Non-H-2-associated genetic regulation of cytotoxic responses to hapten-modified syngeneic cells Effect on the magnitude of secondary response and helper T cell generation after in vivo priming

Abstract

The present study investigates the role of non‐H‐2 genes in controlling generation of the H‐2‐restricted, T cell‐mediated cytotoxic response against trinitrophenyl (TNP)‐modified syngeneic cells (TNP‐self).

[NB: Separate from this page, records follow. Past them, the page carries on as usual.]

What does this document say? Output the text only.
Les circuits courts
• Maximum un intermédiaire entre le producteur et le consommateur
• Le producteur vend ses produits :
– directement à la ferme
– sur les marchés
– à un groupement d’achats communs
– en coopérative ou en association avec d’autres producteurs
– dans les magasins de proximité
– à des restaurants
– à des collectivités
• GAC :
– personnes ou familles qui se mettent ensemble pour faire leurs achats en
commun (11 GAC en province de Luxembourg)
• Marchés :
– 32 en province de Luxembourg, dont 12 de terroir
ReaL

Spleen cells from C3H/He (H‐2^k^) or B10.BR (H‐2^k^) normal mice or from mice primed to TNP in vivo by skin painting with trinitro‐chlorobenzene were used (a) for in vitro sensitization to TNP‐self and (b) as a source of radioresistant helper cells for augmenting the TNP‐self cytotoxic T lymphocyte (CTL) response generated by normal syngeneic spleen cells. Although spleen cells from unprimed mice from these two strains exhibited a comparable CTL response in a primary culture, a strong difference was observed in a secondary CTL response after in vivo priming. CTL activities generated in the secondary culture were much stronger in C3H/He than in B10.BR strains. This difference in the magnitude of secondary CTL responses was paralleled by generation of strong and weak helper cell activity in C3H/He and B10.BR, respectively. No detectable difference was observed between the two H‐2^k^ strains in the lysability of target cells and ability of stimulating cells to activate the primed unirradiated cells and radioresistant helper cells. This genetic difference detected in the H‐2^k^ haplotype was also demonstrated in the H‐2^b^ haplotype, by using C3H.SW and C57BL/10 mice which bear non‐H‐2 background genes corresponding to C3H/He and B10.BR mice, respectively. These results indicate the existence of a control mechanism influenced by non‐H‐2 genes, in addition to the established H‐2‐linked gene control.